İstanbul’un göbeğinde çocukların yerlerden, çöplerden ekmek toplaması ve artık normalleşmiş olan bu manzara insanlığa hiç yakışmıyor. Kimse kimsenin derdinde değil, uykudayız hep beraber. Ne zaman bu hale geldik bilmiyorum, bildiğim insanlığımızı kaybediyoruz her geçen gün...
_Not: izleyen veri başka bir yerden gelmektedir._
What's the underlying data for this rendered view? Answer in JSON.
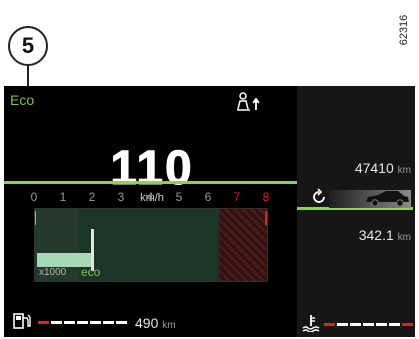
{
  "figure": {
    "id": "62316",
    "callout": "5"
  },
  "status": {
    "drive_mode": "Eco"
  },
  "speed": {
    "value": "110",
    "unit": "km/h"
  },
  "tachometer": {
    "scale": [
      "0",
      "1",
      "2",
      "3",
      "4",
      "5",
      "6",
      "7",
      "8"
    ],
    "redline_from": "7",
    "multiplier": "x1000",
    "eco_label": "eco",
    "current_rpm_x1000": 1.9
  },
  "fuel": {
    "range_value": "490",
    "range_unit": "km",
    "level_fraction": 0.6
  },
  "odometer": {
    "value": "47410",
    "unit": "km"
  },
  "trip": {
    "value": "342.1",
    "unit": "km"
  },
  "coolant": {
    "level_fraction": 0.5
  },
  "colors": {
    "accent_green": "#8fd14f",
    "warning_red": "#e0202a",
    "background": "#000000"
  },
  "icons": [
    "driver-position-icon",
    "fuel-pump-icon",
    "trip-reset-icon",
    "car-icon",
    "coolant-temperature-icon"
  ]
}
Aldığınız bayat bir pastayı geri götürdüğünüzde, üç günlük ama taze diyen işletme sahibi bu davranış için özür dilemeye bile gerek duymuyor. Hani helalinden para kazanmak erdemlikti?
Balık pazarında bir şeyler atıştırırken sigara içilmemesi gerektiğini vurgulayan mekân sahibini tınlamayıp, püfür püfür içenler, hadi tiryakiliğiniz tuttu saygı duyuyorum ama o dumanı içmeyenlere üflemeseydiniz iyiydi. Bu davranış tamamen paramı veririm, istediğim, yaparım bencilliği. O kadar konu var ki, yukarda söylediğim, pardon Google’ın söylediği Türklerin değerleri hakkında, daha doğrusu değişen değerler hakkında...
Ne oldu bize, nereye gidiyoruz bu şekilde?
İnsanları birbirinden ayıracak şey gereksiz onurla mevki değildir.Bizi başkalarından ayırt eden şey akıl, erdem ve bilgidir.(Moliere)
Yanlış olan bu yoldan dönüş mümkün mü?